Keeley gets his edge by shopping for stocks in the inefficient corners of the market, particularly spin-offs, restructurings, and companies emerging from bankruptcy. Wall Street typically doesn't follow such outfits or include them in indexes. So how does Keeley uncover these properties? "They're pretty much in the newspaper," he says. "But no one's doing a lot of analysis on them, so it's just a question of how hard you want to work on your own."
Look at Chaparral Steel, spun off from concrete company Texas Industries (TXI ) in 2005. At the time, the stock, with a book value of $24, was trading for less than $15. Now it's over $50. "It didn't take a rocket scientist to figure out that could be a good situation," Keeley says.
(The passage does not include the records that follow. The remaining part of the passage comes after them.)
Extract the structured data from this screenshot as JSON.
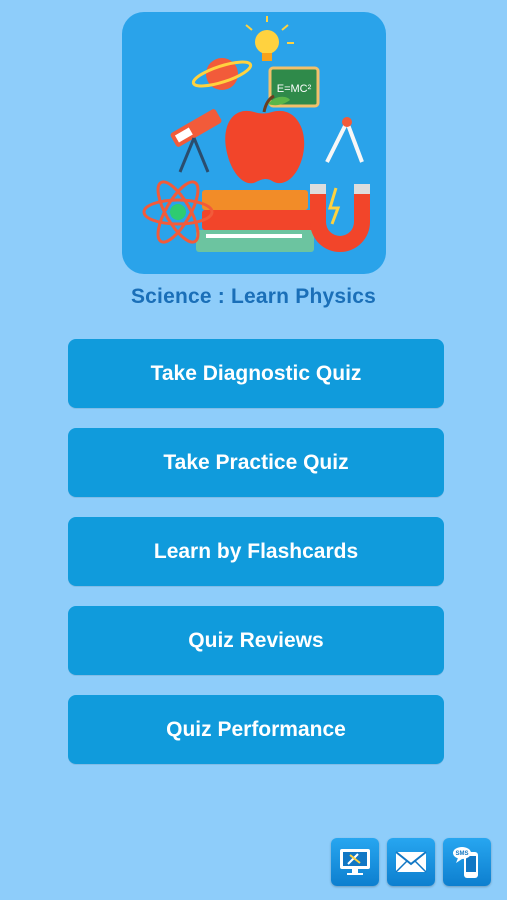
{
  "app": {
    "title": "Science : Learn Physics"
  },
  "menu": {
    "items": [
      {
        "label": "Take Diagnostic Quiz"
      },
      {
        "label": "Take Practice Quiz"
      },
      {
        "label": "Learn by Flashcards"
      },
      {
        "label": "Quiz Reviews"
      },
      {
        "label": "Quiz Performance"
      }
    ]
  },
  "bottom_bar": {
    "buttons": [
      {
        "icon": "desktop-tools-icon"
      },
      {
        "icon": "mail-icon"
      },
      {
        "icon": "sms-phone-icon"
      }
    ],
    "sms_text": "SMS"
  },
  "colors": {
    "background": "#8ecdfa",
    "button": "#109bdc",
    "title": "#1a6fb8",
    "icon_bg": "#2aa3ea"
  }
}
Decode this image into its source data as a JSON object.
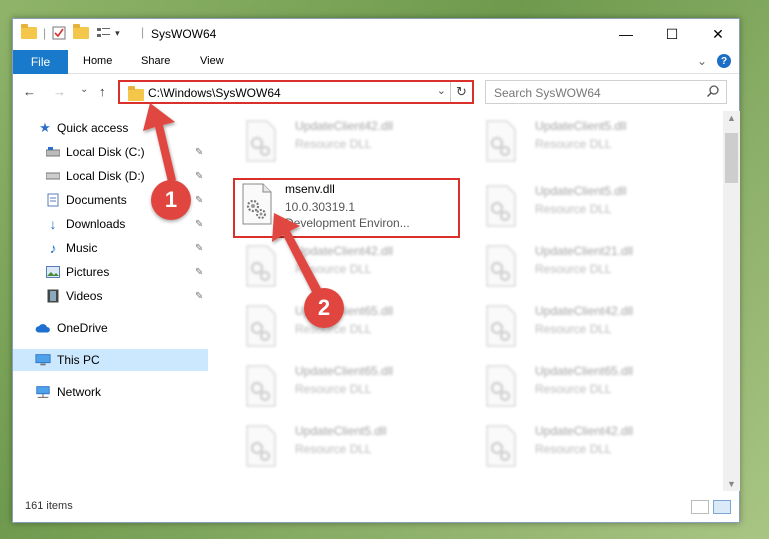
{
  "window": {
    "title": "SysWOW64",
    "minimize_glyph": "—",
    "maximize_glyph": "☐",
    "close_glyph": "✕"
  },
  "ribbon": {
    "file": "File",
    "home": "Home",
    "share": "Share",
    "view": "View",
    "help_glyph": "?",
    "expand_glyph": "⌄"
  },
  "nav": {
    "back_glyph": "←",
    "forward_glyph": "→",
    "recent_glyph": "⌄",
    "up_glyph": "↑",
    "address": "C:\\Windows\\SysWOW64",
    "address_dropdown_glyph": "⌄",
    "refresh_glyph": "↻",
    "search_placeholder": "Search SysWOW64"
  },
  "sidebar": {
    "items": [
      {
        "label": "Quick access",
        "icon": "star-icon",
        "pinned": false
      },
      {
        "label": "Local Disk (C:)",
        "icon": "drive-icon",
        "pinned": true
      },
      {
        "label": "Local Disk (D:)",
        "icon": "drive-icon",
        "pinned": true
      },
      {
        "label": "Documents",
        "icon": "documents-icon",
        "pinned": true
      },
      {
        "label": "Downloads",
        "icon": "download-icon",
        "pinned": true
      },
      {
        "label": "Music",
        "icon": "music-icon",
        "pinned": true
      },
      {
        "label": "Pictures",
        "icon": "pictures-icon",
        "pinned": true
      },
      {
        "label": "Videos",
        "icon": "videos-icon",
        "pinned": true
      },
      {
        "label": "OneDrive",
        "icon": "cloud-icon",
        "pinned": false
      },
      {
        "label": "This PC",
        "icon": "computer-icon",
        "pinned": false,
        "selected": true
      },
      {
        "label": "Network",
        "icon": "network-icon",
        "pinned": false
      }
    ],
    "pin_glyph": "📌"
  },
  "files": [
    {
      "name": "UpdateClient42.dll",
      "type": "Resource DLL"
    },
    {
      "name": "UpdateClient5.dll",
      "type": "Resource DLL"
    },
    {
      "name": "msenv.dll",
      "version": "10.0.30319.1",
      "type": "Development Environ...",
      "highlighted": true
    },
    {
      "name": "UpdateClient5.dll",
      "type": "Resource DLL"
    },
    {
      "name": "UpdateClient42.dll",
      "type": "Resource DLL"
    },
    {
      "name": "UpdateClient21.dll",
      "type": "Resource DLL"
    },
    {
      "name": "UpdateClient65.dll",
      "type": "Resource DLL"
    },
    {
      "name": "UpdateClient42.dll",
      "type": "Resource DLL"
    },
    {
      "name": "UpdateClient65.dll",
      "type": "Resource DLL"
    },
    {
      "name": "UpdateClient65.dll",
      "type": "Resource DLL"
    },
    {
      "name": "UpdateClient5.dll",
      "type": "Resource DLL"
    },
    {
      "name": "UpdateClient42.dll",
      "type": "Resource DLL"
    }
  ],
  "status": {
    "item_count": "161 items"
  },
  "annotations": {
    "step1": "1",
    "step2": "2",
    "color": "#e0463f"
  }
}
This spring will likely present a bevy of opportunities for deep-value investors. That's because three big companies–Tyco International (TYC ), American Standard (ASD ), and Temple-Inland (TIN )–are splitting up divisions and spinning them off to shareholders. Keeley should have plenty to keep him at his desk.
KINETICS PARADIGM FUND
Unlike some of the other smaller fund companies on our list, Kinetics Asset Management is no stranger to the limelight. Kinetics Internet Fund (WWWFX ), which opened in 1996, was one of the first Web-oriented portfolios. The fund had a gripping story: Its young manager, Ryan Jacob, ran the business out of his mother's garage. Amid the tech run up, assets swelled to as high as $1.5 billion as the portfolio gained 216% in 1999. Then the bubble burst, and the fund lost its luster.
All of the hype and subsequent bad publicity made Kinetics' co-founder Peter Doyle press-shy. In a recent and rare telephone interview from his Sleepy Hollow (N.Y.) office, he told BusinessWeek: "We have the reputation of being technology investors, but that is not who we are. We have done so many things right."